Pramathanath Chaudhuri | |
---|---|
Born |
Jessore, British India |
7 August 1868
Died | 2 September 1946 Calcutta, British India |
(aged 78)
Pen name | Birbal |
Occupation | poet, essayist, writer |
Nationality | British Indian |
Period | Bengal Renaissance |
Pramathanath Chaudhuri (Bengali: প্রমথনাথ চৌধুরী) (7 August 1868 – 2 September 1946), known as Pramatha Chaudhuri, alias Birbal, was a Bengali writer and an influential figure in Bengali literature.
Profoundly patriotic and a stated cosmopolitan, aficionado of Sanskrit, Pramatha Chaudhuri had immense faith in the native genius of the Bengali. "Today if the traditional high Bengali with its stilted Sanskritic elements makes place, more and more, for a form of spoken Bengali, if 'current' Bengali is considered an effective medium of literature of Bengal (including the part that is now Bangladesh)- much of the credit must go to Pramatha Chaudhuri and his magazine Sabuj Patra," says Arun Kumar Mukhopadhyay.
Pramatha Chaudhuri was not only a pioneer; he was also a creative author of exceptional abilities in writing essays and fiction in specific.
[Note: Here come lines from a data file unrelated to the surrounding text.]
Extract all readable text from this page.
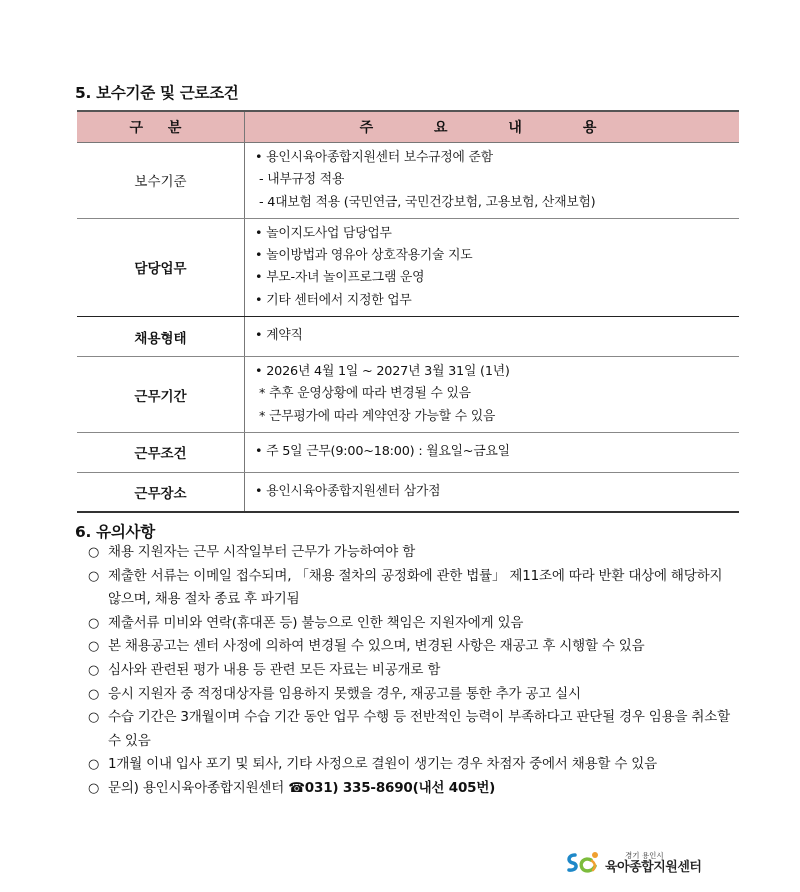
5. 보수기준 및 근로조건
구 분	주 요 내 용
보수기준	• 용인시육아종합지원센터 보수규정에 준함
- 내부규정 적용
- 4대보험 적용 (국민연금, 국민건강보험, 고용보험, 산재보험)

담당업무	• 놀이지도사업 담당업무
• 놀이방법과 영유아 상호작용기술 지도
• 부모-자녀 놀이프로그램 운영
• 기타 센터에서 지정한 업무

채용형태	• 계약직

근무기간	• 2026년 4월 1일 ~ 2027년 3월 31일 (1년)
* 추후 운영상황에 따라 변경될 수 있음
* 근무평가에 따라 계약연장 가능할 수 있음

근무조건	• 주 5일 근무(9:00~18:00) : 월요일~금요일

근무장소	• 용인시육아종합지원센터 삼가점
6. 유의사항
○ 채용 지원자는 근무 시작일부터 근무가 가능하여야 함
○ 제출한 서류는 이메일 접수되며, 「채용 절차의 공정화에 관한 법률」 제11조에 따라 반환 대상에 해당하지 않으며, 채용 절차 종료 후 파기됨
○ 제출서류 미비와 연락(휴대폰 등) 불능으로 인한 책임은 지원자에게 있음
○ 본 채용공고는 센터 사정에 의하여 변경될 수 있으며, 변경된 사항은 재공고 후 시행할 수 있음
○ 심사와 관련된 평가 내용 등 관련 모든 자료는 비공개로 함
○ 응시 지원자 중 적정대상자를 임용하지 못했을 경우, 재공고를 통한 추가 공고 실시
○ 수습 기간은 3개월이며 수습 기간 동안 업무 수행 등 전반적인 능력이 부족하다고 판단될 경우 임용을 취소할 수 있음
○ 1개월 이내 입사 포기 및 퇴사, 기타 사정으로 결원이 생기는 경우 차점자 중에서 채용할 수 있음
○ 문의) 용인시육아종합지원센터 ☎031) 335-8690(내선 405번)
경기 용인시
육아종합지원센터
According to Arun Kumar Mukhopadhyay, "He is undoubtedly one of the most influential makers of the Bengali language and literature in the twentieth century."
Born of Durgadas Chaudhuri, who belongs to the famous zamindar family of Haripur Village in Pabna (now in Bangladesh), Chaudhuri spent his first five years in Haripur and the following ten at Krishnanagar in Nadia (now in West Bengal). His father's tours of duty took him to many places in Bihar and Bengal Presidency. Chaudhuri recalls of his father, an aristocrat and a high-ranking official of the British Government, "My father, a student of Hindu College (now Presidency College, Kolkata), was an uncompromising atheist. For that matter, the entire Chaudhuri family were anti-god." Two prominent characteristics of his family set their firm impress on Chaudhuri in his boyhood – their zeal and sense of humour and an open philosophy of life. He grew up "in a paradise of paradoxical forces – the rural and urban, hunting and music, feudalism and free thought."